Trinidad reminded him that he still hadn't given her the money for the arsenic. “It's plaster,” she said, and revealed the method: she had put plaster in the corners of the church, the mouse ate some and a moment later, desperately thirsty, it had gone to drink at the font. The water solidified the plaster in its stomach.

“In any case,” the priest said, “it would be better if you came and got the money for arsenic. I don't want any more dead mice in the holy water.”

In the study a delegation of Catholic Dames was waiting for him, headed by Rebeca Asís.
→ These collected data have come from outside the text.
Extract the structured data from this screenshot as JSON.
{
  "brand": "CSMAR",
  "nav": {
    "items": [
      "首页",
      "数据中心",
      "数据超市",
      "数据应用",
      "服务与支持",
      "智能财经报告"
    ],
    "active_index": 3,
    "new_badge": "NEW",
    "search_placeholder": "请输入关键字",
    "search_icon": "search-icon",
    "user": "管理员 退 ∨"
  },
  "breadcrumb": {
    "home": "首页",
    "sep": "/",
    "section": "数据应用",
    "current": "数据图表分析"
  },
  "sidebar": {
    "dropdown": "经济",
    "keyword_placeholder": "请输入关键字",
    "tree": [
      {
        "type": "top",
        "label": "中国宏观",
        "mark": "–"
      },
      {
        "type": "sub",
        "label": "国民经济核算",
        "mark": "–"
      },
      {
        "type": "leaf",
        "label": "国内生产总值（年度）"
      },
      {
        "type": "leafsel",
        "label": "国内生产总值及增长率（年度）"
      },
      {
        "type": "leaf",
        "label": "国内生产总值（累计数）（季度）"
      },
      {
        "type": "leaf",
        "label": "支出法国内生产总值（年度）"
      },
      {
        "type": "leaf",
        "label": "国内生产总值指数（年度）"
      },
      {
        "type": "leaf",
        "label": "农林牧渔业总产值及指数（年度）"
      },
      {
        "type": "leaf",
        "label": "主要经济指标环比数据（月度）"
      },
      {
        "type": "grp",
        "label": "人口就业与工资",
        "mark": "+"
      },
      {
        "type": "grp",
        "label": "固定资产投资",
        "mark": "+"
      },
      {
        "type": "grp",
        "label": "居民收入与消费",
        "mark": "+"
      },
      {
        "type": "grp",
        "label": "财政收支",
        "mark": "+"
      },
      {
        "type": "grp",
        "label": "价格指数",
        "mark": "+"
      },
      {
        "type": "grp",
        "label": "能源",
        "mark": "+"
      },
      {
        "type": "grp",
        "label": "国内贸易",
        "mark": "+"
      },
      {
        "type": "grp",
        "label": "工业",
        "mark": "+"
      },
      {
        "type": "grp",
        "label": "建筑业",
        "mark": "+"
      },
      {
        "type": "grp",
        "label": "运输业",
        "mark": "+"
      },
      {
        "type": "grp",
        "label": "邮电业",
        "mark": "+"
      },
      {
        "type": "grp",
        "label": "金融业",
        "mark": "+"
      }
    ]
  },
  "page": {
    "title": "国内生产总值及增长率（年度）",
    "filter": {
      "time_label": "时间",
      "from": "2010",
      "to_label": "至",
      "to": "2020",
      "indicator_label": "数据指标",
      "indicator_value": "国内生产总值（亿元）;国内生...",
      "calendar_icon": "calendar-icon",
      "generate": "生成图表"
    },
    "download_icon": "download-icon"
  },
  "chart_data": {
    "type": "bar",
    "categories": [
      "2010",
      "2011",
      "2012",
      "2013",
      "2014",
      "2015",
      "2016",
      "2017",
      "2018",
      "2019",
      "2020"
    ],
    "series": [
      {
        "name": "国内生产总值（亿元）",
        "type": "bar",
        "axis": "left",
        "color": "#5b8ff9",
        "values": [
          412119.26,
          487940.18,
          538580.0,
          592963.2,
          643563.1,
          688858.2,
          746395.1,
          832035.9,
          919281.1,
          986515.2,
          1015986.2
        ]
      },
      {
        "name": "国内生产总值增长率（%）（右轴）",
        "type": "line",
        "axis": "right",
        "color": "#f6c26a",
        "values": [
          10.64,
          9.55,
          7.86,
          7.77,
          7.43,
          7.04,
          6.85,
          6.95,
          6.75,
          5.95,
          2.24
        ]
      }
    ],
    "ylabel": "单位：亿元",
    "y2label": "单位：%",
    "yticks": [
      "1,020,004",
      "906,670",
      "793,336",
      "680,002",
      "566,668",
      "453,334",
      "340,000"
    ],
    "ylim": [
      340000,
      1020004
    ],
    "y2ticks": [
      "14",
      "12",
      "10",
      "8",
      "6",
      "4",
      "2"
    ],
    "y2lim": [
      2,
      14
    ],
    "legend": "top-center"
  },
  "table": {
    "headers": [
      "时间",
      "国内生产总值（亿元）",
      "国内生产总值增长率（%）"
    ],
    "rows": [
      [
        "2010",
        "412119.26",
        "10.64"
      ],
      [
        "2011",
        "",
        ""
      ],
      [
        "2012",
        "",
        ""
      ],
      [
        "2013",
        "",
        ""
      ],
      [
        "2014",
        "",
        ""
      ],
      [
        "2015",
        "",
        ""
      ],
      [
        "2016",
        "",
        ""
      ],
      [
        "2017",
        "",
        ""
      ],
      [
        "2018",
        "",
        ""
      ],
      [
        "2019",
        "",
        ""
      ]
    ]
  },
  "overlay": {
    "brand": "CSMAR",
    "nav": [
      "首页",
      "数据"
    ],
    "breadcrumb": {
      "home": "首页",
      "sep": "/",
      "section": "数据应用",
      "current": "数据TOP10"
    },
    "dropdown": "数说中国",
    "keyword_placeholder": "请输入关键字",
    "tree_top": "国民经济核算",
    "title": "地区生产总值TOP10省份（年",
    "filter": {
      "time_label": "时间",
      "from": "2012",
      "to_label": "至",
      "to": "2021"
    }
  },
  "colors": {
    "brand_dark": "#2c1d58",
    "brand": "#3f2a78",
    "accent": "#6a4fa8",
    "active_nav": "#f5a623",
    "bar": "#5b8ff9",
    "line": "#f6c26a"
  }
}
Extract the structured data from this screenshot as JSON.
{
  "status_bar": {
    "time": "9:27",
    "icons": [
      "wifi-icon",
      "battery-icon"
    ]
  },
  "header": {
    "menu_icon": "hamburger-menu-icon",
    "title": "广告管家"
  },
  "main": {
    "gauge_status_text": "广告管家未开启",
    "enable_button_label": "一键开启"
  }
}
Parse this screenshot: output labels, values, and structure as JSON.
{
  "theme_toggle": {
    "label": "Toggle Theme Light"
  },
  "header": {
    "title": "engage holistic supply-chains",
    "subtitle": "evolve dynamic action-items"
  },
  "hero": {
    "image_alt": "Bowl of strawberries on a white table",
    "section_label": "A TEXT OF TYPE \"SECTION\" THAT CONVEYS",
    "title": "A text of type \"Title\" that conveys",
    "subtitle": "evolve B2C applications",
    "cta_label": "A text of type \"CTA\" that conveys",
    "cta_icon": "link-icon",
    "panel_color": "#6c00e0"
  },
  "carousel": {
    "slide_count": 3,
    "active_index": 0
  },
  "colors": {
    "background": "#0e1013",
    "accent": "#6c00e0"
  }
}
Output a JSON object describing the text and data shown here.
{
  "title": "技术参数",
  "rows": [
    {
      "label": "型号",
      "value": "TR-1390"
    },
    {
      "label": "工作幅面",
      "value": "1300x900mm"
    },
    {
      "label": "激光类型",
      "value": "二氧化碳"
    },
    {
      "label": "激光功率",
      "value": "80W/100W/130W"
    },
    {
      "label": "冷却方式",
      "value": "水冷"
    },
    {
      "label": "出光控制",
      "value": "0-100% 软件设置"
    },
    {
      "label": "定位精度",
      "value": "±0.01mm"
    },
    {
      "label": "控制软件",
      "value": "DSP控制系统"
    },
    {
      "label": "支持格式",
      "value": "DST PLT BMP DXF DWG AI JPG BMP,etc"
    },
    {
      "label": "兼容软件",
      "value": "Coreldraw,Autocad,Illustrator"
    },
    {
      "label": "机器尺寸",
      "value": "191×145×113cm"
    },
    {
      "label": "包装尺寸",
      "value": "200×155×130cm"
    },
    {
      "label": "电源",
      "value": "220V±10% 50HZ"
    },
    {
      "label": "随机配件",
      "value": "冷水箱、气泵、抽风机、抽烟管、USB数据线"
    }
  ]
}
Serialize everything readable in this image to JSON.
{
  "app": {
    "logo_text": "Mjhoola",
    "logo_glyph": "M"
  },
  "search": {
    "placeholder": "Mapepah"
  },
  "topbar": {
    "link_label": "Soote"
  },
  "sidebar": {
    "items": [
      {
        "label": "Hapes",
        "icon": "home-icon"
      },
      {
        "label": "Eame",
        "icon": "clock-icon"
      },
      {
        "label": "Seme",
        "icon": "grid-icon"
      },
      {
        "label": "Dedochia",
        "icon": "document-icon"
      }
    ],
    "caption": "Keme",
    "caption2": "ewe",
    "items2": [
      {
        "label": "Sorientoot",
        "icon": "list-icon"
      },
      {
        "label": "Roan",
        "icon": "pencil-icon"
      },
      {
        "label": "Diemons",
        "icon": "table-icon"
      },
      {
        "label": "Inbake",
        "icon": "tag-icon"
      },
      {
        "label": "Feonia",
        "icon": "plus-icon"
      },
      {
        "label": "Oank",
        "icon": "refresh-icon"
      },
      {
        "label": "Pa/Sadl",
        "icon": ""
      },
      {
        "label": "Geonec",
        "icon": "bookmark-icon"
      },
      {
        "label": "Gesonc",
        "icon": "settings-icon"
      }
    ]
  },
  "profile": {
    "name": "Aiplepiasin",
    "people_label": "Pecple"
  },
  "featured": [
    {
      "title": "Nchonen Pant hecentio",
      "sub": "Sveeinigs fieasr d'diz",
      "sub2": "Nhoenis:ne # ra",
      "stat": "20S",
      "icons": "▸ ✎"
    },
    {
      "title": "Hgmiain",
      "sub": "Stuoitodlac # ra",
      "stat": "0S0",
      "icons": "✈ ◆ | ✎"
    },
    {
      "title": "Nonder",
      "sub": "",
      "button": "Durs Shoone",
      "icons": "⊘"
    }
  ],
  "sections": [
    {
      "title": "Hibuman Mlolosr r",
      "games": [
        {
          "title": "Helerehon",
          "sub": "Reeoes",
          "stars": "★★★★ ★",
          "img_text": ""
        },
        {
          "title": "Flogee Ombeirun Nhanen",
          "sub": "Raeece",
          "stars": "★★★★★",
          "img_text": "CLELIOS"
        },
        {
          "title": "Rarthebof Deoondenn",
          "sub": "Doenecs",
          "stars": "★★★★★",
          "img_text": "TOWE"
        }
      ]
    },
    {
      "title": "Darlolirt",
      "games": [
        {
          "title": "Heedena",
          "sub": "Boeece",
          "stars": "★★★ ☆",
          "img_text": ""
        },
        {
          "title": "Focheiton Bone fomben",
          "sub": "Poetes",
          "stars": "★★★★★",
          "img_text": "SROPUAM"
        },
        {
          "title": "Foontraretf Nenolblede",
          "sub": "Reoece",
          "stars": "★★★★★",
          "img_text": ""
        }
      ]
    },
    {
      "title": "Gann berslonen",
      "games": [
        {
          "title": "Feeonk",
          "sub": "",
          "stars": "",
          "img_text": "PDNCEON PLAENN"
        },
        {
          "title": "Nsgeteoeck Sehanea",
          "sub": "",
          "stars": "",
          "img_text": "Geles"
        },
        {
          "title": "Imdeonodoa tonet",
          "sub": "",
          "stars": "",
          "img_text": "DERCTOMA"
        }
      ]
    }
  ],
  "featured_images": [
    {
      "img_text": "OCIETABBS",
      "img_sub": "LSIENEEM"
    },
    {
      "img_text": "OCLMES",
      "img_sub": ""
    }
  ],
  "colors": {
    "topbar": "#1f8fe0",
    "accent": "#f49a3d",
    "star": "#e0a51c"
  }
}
After giving Trinidad the money for the arsenic, the priest commented on the heat in the room and sat down at the desk facing the three Dames, who were waiting in silence.

“At your service, my distinguished ladies.”

They looked at each other. Rebeca Asís then opened a fan with a Japanese landscape painted on it, and said without mystery:

“It's the matter of the lampoons, Father.”

With a sinuous voice, as if she were telling a fairy tale, she recounted the alarm of the people. She said that even though Pastor's death could be interpreted “as something entirely personal,” respectable families felt obliged to be concerned about the lampoons.